In practice, several patterns consistently define effective use:

• AI delivers value when embedded directly into core workflows.
• Deterministic outputs sustain regulatory and audit confidence.
• Rote analysis is automated; judgment remains human.
• Explainability keeps automation contestable, not opaque.

Applied this way, AI becomes a force multiplier: absorbing repetitive work so risk teams can focus on decisions that actually require experience and context.

Resilience Through Automated Remediation

Once risk is visible and understood, the question becomes operational: what happens next? Carey Smith returns repeatedly to this inflection point, noting that many programs stall after identification and confuse awareness with protection.

“Detection on its own is just diagnostic — it tells you something is wrong, but it doesn’t fix anything. Real resilience comes from what you do after risk is identified. If alerts pile up without triggering action, organizations end up with alert fatigue instead of protection. That’s why resilience depends on pre‑approved responses and automated pathways that move you from insight to action quickly.”

— Carey Smith, former CIO and Chief Technology Innovation Officer of Blue Cross Blue Shield of Minnesota, and President, and CIO of XcelerateHealth

Left unattended, surfaced risk accumulates. Alerts multiply, attention fragments, and response slows. Resilient organizations avoid this trap by embedding action into the same systems that detect risk.

In this model, AI‑driven playbooks translate signals into movement. When thresholds are breached — due to cyber events, financial distress, compliance gaps, or geopolitical disruption — automation triggers predefined responses such as contract reviews, compensating controls, or alternate supplier activation. These actions are designed in advance, governed deliberately, and executed consistently.

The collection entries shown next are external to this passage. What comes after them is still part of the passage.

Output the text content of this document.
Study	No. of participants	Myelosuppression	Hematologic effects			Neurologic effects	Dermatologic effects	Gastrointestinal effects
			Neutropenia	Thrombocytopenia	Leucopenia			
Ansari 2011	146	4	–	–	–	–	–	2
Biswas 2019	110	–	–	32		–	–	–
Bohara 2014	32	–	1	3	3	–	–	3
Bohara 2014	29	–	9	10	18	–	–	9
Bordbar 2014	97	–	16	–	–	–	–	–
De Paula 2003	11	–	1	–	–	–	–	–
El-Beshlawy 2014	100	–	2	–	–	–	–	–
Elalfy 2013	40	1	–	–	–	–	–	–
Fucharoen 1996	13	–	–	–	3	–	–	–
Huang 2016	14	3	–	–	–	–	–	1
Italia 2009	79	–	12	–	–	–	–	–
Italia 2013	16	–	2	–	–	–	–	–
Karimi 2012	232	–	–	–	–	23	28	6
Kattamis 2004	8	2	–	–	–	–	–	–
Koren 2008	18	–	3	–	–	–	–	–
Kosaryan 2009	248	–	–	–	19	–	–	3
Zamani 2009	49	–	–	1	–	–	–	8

Materiality shapes everything. Not every supplier warrants the same scrutiny or response. Depth of remediation aligns with business impact: revenue exposure, operational dependency, and data sensitivity.

The distinction becomes clear:

• Monitoring without action creates fatigue.
• Playbooks convert detection into execution.
• Pre‑approved paths enable speed without chaos.
• Automation accelerates response; humans set direction.

Resilience, in this framing, is not about eliminating risk. It is about meeting disruption with prepared pathways, clear ownership, and the ability to act decisively when conditions change.